Die globale Klimaschutzbewegung Fridays for Future (FFF) hat ein Antisemitismusproblem. In den vergangenen Tagen haben die Aktivisten wiederholt mit israelfeindlichen und antisemitischen Botschaften in den sozialen Netzwerken irritiert. Die schwedische Klima-Aktivistin Greta Thunberg forderte in einem Post „Gerechtigkeit und Freiheit für die Palästinenser sowie alle betroffenen Zivilisten“ – ohne die Massaker der Terrororganisation Hamas in Israel zu erwähnen. Sie veröffentlichte ein Foto, das Aktivistinnen zeigt, die Schilder mit Parolen wie „Free Palestine“ oder „Stand with Gaza“ halten. Eine der Frauen hält ein Stofftier in Form eines Kraken. Der Krake ist Symbol für eine jüdische Elite, die angeblich die Welt mit ihren Tentakeln kontrolliert. Später gab Thunberg an, dass ihr dies nicht bekannt gewesen sei. Sie löschte das Foto und veröffentlichte eine Version, auf der der Stoffkrake nicht mehr zu sehen ist.
In einem weiteren Post werfen die Klimaaktivistinnen und -aktivisten westlichen Medien „Brainwashing“ vor, also Gehirnwäsche zugunsten Israels. „Dies ist KEIN Konflikt. Dies ist ein Genozid“, steht dort. Westliche Medien würden nicht die „ganze Geschichte“ erzählen. Sie seien nicht unabhängig, sondern von „imperialistischen Regierungen“ gegründet. Die gute Nachricht sei: Wenn man der Propaganda nicht mehr glaube, verlöre sie ihre Macht. Man müsse jetzt Widerstand leisten, so FFF International.
Kommentar zum Thema:Greta und der Antisemitismus – Das ist keine Gerechtigkeit
Die jüngsten Statements der Aktivisten zeigen, dass die junge Bewegung ein Problem mit Antisemitismus hat – und das nicht erst seit dem Überfall der Hamas auf Israel. Im Herbst 2022 durfte die Gruppe „Palestinespeaks“, also „Palästina spricht“, bei einer Kundgebung von FFF Bremen eine Rede halten. Auf ihrem Account postete „Palestinespeaks“ zuvor israelfeindliche Inhalte, wie etwa den Aufruf „Free palestine from the river to the sea“ (zu Deutsch: „Ein freies Palästina vom Fluss bis zum Meer“).

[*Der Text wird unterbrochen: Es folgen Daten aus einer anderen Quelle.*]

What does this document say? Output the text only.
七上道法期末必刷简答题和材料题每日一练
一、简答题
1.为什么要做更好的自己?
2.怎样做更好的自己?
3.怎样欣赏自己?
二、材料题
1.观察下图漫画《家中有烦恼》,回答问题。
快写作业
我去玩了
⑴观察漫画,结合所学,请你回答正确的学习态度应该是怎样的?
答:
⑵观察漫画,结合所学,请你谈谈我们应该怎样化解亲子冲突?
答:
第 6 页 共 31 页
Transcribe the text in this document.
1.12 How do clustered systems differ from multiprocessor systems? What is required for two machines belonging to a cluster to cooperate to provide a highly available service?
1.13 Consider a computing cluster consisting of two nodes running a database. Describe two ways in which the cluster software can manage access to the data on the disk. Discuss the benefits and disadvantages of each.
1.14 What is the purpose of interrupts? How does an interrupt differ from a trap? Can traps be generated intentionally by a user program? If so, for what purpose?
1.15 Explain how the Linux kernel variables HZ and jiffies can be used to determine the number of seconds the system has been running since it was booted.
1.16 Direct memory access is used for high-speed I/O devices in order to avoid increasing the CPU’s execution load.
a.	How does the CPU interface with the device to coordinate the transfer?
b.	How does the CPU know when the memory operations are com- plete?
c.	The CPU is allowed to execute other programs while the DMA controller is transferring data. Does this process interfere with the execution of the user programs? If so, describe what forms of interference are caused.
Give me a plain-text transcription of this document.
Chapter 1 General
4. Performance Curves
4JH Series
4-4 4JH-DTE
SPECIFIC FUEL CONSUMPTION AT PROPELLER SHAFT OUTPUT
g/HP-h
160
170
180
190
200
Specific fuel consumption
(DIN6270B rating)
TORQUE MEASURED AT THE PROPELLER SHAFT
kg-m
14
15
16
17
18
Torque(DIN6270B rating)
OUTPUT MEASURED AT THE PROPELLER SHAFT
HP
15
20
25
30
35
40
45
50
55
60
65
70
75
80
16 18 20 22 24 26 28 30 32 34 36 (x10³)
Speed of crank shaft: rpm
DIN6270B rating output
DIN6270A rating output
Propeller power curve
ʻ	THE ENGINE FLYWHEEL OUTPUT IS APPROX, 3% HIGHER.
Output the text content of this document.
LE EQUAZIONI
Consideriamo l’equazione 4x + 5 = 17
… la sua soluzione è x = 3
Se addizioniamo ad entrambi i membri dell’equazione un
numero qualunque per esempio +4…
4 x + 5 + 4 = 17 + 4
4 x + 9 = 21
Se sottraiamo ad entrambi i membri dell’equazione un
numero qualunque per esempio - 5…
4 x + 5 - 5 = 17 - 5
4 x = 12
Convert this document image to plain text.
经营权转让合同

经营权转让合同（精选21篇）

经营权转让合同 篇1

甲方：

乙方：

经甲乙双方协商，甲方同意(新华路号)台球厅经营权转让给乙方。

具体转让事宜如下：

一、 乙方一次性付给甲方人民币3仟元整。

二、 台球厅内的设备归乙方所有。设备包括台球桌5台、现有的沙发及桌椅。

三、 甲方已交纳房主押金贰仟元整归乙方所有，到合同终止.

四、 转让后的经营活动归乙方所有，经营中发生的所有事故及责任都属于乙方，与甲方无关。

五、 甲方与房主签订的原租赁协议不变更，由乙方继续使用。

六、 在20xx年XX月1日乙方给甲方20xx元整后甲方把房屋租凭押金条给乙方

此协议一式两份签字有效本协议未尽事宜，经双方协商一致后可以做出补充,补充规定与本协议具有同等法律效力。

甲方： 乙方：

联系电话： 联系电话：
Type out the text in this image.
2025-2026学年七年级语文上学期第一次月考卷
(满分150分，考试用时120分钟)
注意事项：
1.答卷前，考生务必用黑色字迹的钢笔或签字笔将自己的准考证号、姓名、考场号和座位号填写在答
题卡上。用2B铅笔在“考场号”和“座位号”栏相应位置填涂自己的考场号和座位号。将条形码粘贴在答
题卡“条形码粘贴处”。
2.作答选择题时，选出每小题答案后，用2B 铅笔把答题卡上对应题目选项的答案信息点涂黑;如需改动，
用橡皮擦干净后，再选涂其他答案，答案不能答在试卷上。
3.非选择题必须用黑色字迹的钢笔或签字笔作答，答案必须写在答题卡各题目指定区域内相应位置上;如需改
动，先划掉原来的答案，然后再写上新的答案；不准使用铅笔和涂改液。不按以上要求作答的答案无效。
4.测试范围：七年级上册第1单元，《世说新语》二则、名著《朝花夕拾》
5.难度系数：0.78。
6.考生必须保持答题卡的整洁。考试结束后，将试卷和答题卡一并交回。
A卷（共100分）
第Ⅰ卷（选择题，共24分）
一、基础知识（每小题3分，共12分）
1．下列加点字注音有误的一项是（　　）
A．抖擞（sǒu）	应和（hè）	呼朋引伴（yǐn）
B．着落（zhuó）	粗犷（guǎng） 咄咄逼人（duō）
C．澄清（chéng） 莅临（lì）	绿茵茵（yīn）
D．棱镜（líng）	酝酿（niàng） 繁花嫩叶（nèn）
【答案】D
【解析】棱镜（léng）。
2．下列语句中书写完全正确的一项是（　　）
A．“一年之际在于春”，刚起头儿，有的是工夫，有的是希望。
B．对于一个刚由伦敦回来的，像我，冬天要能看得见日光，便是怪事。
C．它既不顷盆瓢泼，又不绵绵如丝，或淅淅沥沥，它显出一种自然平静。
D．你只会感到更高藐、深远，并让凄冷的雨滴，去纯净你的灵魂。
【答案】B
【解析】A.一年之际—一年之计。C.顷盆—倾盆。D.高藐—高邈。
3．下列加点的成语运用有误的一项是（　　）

Dies gilt als Code, der für die Forderung nach der Auslöschung des Staates Israel steht. Im Januar 2023 sprach der internationale Account von FFF in einem Posting von „Neokolonialismus und Apartheid“ in Bezug auf Israel. Die Klimabewegung stünde geschlossen an der Seite des palästinensischen Widerstandes. Das Posting endet mit „Yallah Intifada“ – ein Aufruf zum Aufstand gegen Israel.
Antisemitismus bei Fridays for Future: Gerade Schüler könnten darauf hereinfallen
Antisemitismus-Experten besorgen die Aussagen von FFF. „Solche Statements bekannter öffentlicher Personen werten derartige antisemitische und verschwörungsideologische Zerrbilder auf“, sagt Extremismusforscher Armin Pfahl-Traughber. Gerade bei FFF aktive Schüler könnten darauf hereinfallen, da sie die genauen Kontexte noch nicht durchschauen dürften, warnt Pfahl-Traughber. „Es war immer schon ein Problem, Greta Thunberg zu idealisieren, nicht nur in FFF, sondern auch in der medialen Öffentlichkeit. Personenkult ist nie gut“, so der Experte.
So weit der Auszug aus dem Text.